Earlier this year, one of the world’s largest banks, The Hong Kong Shanghai Banking Corp. (HSBC), announced the largest rollout of biometric security technology in the U.K. with a voice and fingerprint authentication system that will encompass some 15 million customers. The HSBC biometric security technology will give its customers access to fingerprint authentication using readers built into iPhones loaded with HSBC banking apps, and the bank also will utilize Nuance Communications voice recognition technology, which uses 100 distinct identification factors to identify a speaker.
Biometrics involves using the unique aspects of human beings – fingerprints, retinas, voice patterns and facial features – as identifiers for security systems developed to authenticate identity. Of course, the idea is not new.
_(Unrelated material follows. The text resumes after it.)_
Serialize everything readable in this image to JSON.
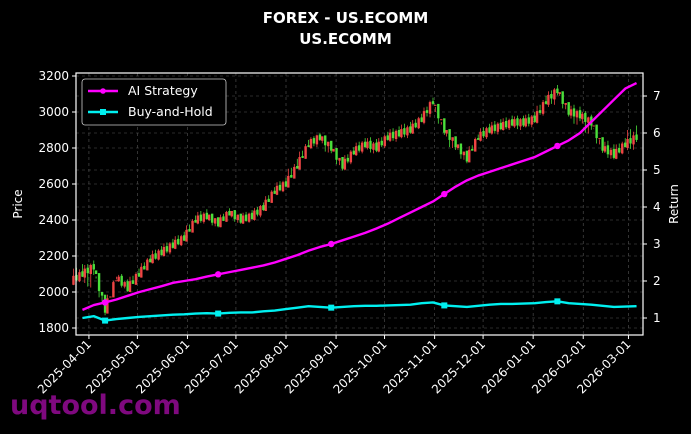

The police have been using fingerprints in investigations for more than 100 years, but consumer-level biometric verification systems have not made great strides until recently. Our increasing use of the internet, smart phones and other devices to make purchases, manage financial transactions and access our personal data has required all of us to use and protect a variety of passwords – passwords that cyber crooks increasingly are able to hack. Financial companies have been at the forefront of the development of biometric systems and have been seeking customer opinions and exploring biometric authentication as a viable replacement for trouble-plagued password authentication.
Will Biometrics Take off Here?
In the United States, response has been mixed. Some industry pundits argue that biometrics are inherently public and no more secure than passwords – they note that fingerprints can be “lifted” and that high resolution photos can be taken of people without their permission. In the public sector, law enforcement has embraced biometrics with Homeland Security and the U.S. Customs and Border Patrol working together to collect iris scans and foreigners’ fingerprints to add to the FBI’s national database.
Issues involving privacy and consent have yet to be settled. Currently in 48 states, it is legal for people or organizations to use software to identify you using images taken in public without your consent. In Texas and Illinois, such images may not be used for commercial purposes. The use of biometrics remains largely unregulated, and Washington has not clarified the question of consent or determined how to regulate the industry.
Last year, an effort to develop a voluntary code of conduct for facial recognition technology, which was spearheaded by the National Telecommunications and Information Administration, failed to achieve any consensus. The industry remains self-regulating, and some private sector industry leaders regard the whole topic as a can of worms.
Finally, some experts note that hackers are already finding ways to spoof biometric identification, and that biometrics may be no more secure than passwords and PINs. Others wonder if the tradeoff – privacy for convenience – might turn out to be too high a price to pay.